What’s more, all this was witnessed back on the tee by CIA Agent Dufner, now with a 5 shot lead. You could tell Dufner was elated because he looked at his caddie with the same blank, emotionless expression that he had on his mug for four days -- as if he was thinking, “Should I have a ham sandwich or shouldn’t I?”

But finally a chink in the Duf-armour. Jason, who should have been aiming at the trees on the left with a sand wedge, took a wood and promptly splashed his own ball in the watery graveyard. WHAT?!?

Afterwards, I was pretty sure I saw an eyebrow rise on Duff’s stone face, but when I played it back, it turned out to be just a blink. He calmly got up and down from the 100-yard drop and minimized the damage by draining another huge putt for bogey.

Then things got real interesting. Keegan, who was coming off an implosion just last week when he shot 41 on the back nine of the WGC Bridgestone, took a page out of US Open Champion Rory Mcllroy’s book – learn from your blunders and come back stronger!

Keegan (the belly putting 25-year-old) went on a Tiger-esque run, knocking it stiff on 16 and making birdie, then following up with a 35-foot bomb on 17 for another birdie.

As Keegan pumped his fist and ran laps around greens, the roars echoed through the rolling hills and tall pines of the Athletic Club. It turned out to be enough to unnerve the unflappable Dufner, who bogeyed those same two holes.

Headed to a 3-hole aggregate playoff were the new faces of the PGA Tour: young bucks with buckets of ice cubes in their Michael Jordan Hanes boxer briefs.

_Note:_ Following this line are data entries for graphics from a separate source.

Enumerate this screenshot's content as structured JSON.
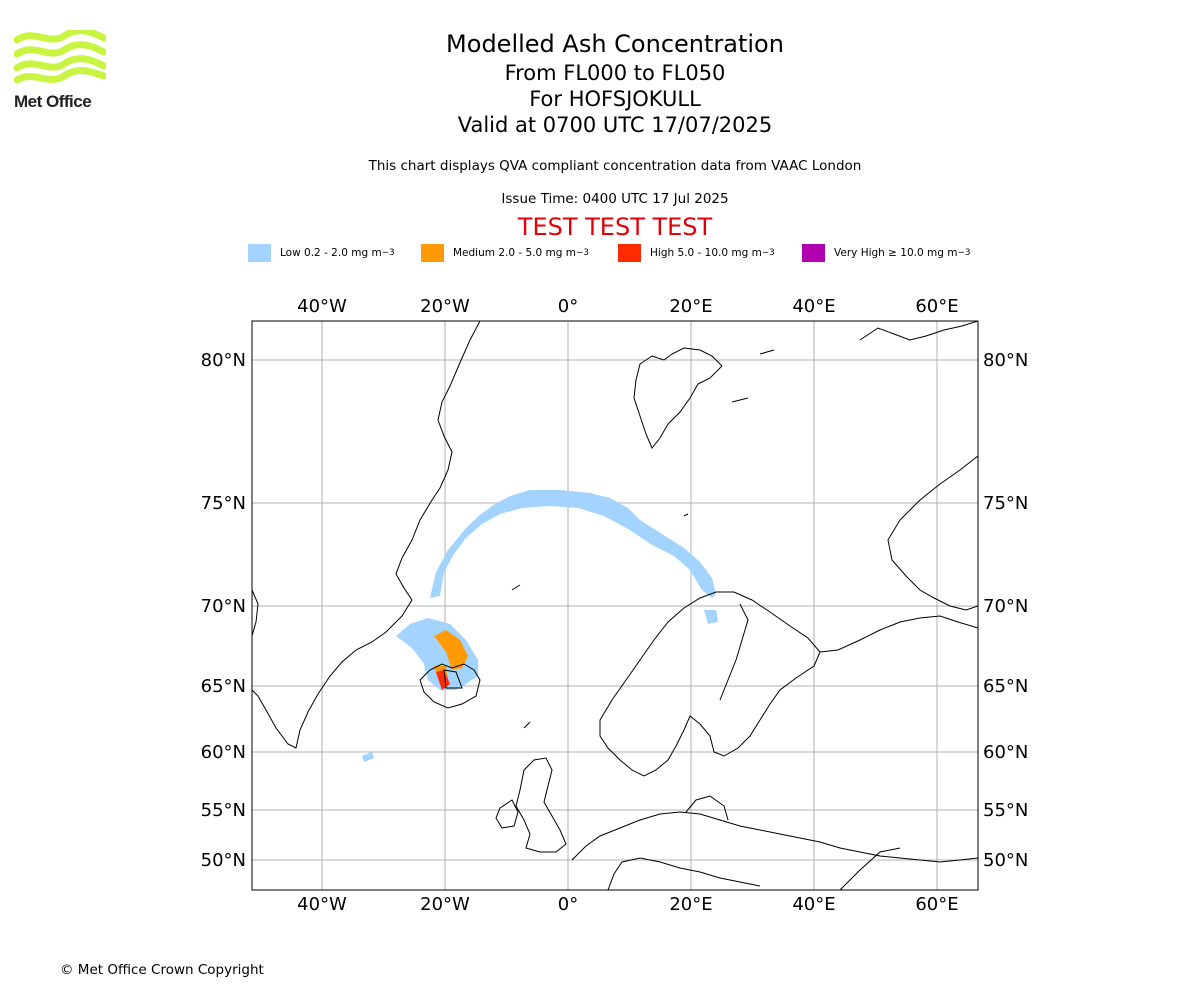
{
  "logo": {
    "name": "Met Office",
    "color": "#c8f542"
  },
  "title": {
    "main": "Modelled Ash Concentration",
    "levels": "From FL000 to FL050",
    "volcano": "For HOFSJOKULL",
    "valid": "Valid at 0700 UTC 17/07/2025"
  },
  "subtitle": "This chart displays QVA compliant concentration data from VAAC London",
  "issue_time": "Issue Time: 0400 UTC 17 Jul 2025",
  "test_banner": "TEST TEST TEST",
  "legend": [
    {
      "label": "Low 0.2 - 2.0 mg m",
      "sup": "−3",
      "color": "#a2d4ff"
    },
    {
      "label": "Medium 2.0 - 5.0 mg m",
      "sup": "−3",
      "color": "#ff9a05"
    },
    {
      "label": "High 5.0 - 10.0 mg m",
      "sup": "−3",
      "color": "#ff2b00"
    },
    {
      "label": "Very High  ≥  10.0 mg m",
      "sup": "−3",
      "color": "#b000b0"
    }
  ],
  "map": {
    "lon_ticks": [
      "40°W",
      "20°W",
      "0°",
      "20°E",
      "40°E",
      "60°E"
    ],
    "lat_ticks": [
      "80°N",
      "75°N",
      "70°N",
      "65°N",
      "60°N",
      "55°N",
      "50°N"
    ]
  },
  "footer": "© Met Office Crown Copyright"
}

Dufner landed the first blow with another perfect drive that bisected the narrow 16th fairway. Bradley countered, blowing it by Dufner’s drive by 50 yards. Dufner came with an uppercut when a 5-iron flew over the top of the flag and stopped 4 feet stiff, past the pin. But Bradley swung harder and more ferociously, and his wedge landed flush and stuck 3 feet underneath the hole like a poisonous dart.

Dufner staggered. After four days of fearless play, the remorseless Keegan Bradley finally wore him down. His hands tensed and he jabbed at the 4 footer, and it painfully slid by the hole.

Finally, Keegan knocked him to the canvas when he confidently stroked in his birdie putt.

They still had two more holes to play, but the momentum had clearly swung, and even a birdie on the impossible 18 was not enough after Dufner’s bogey on the 2nd playoff hole, #17.

These two kids are following the leads of Mcllroy, Bubba, DJ, and others. They play fearless golf, and when they get knocked down, they get right back up and get stronger.

Don’t feel too bad for Dufner -- you can bet he’ll be back. I wouldn’t be surprised to see him doing this again next April, at Augusta.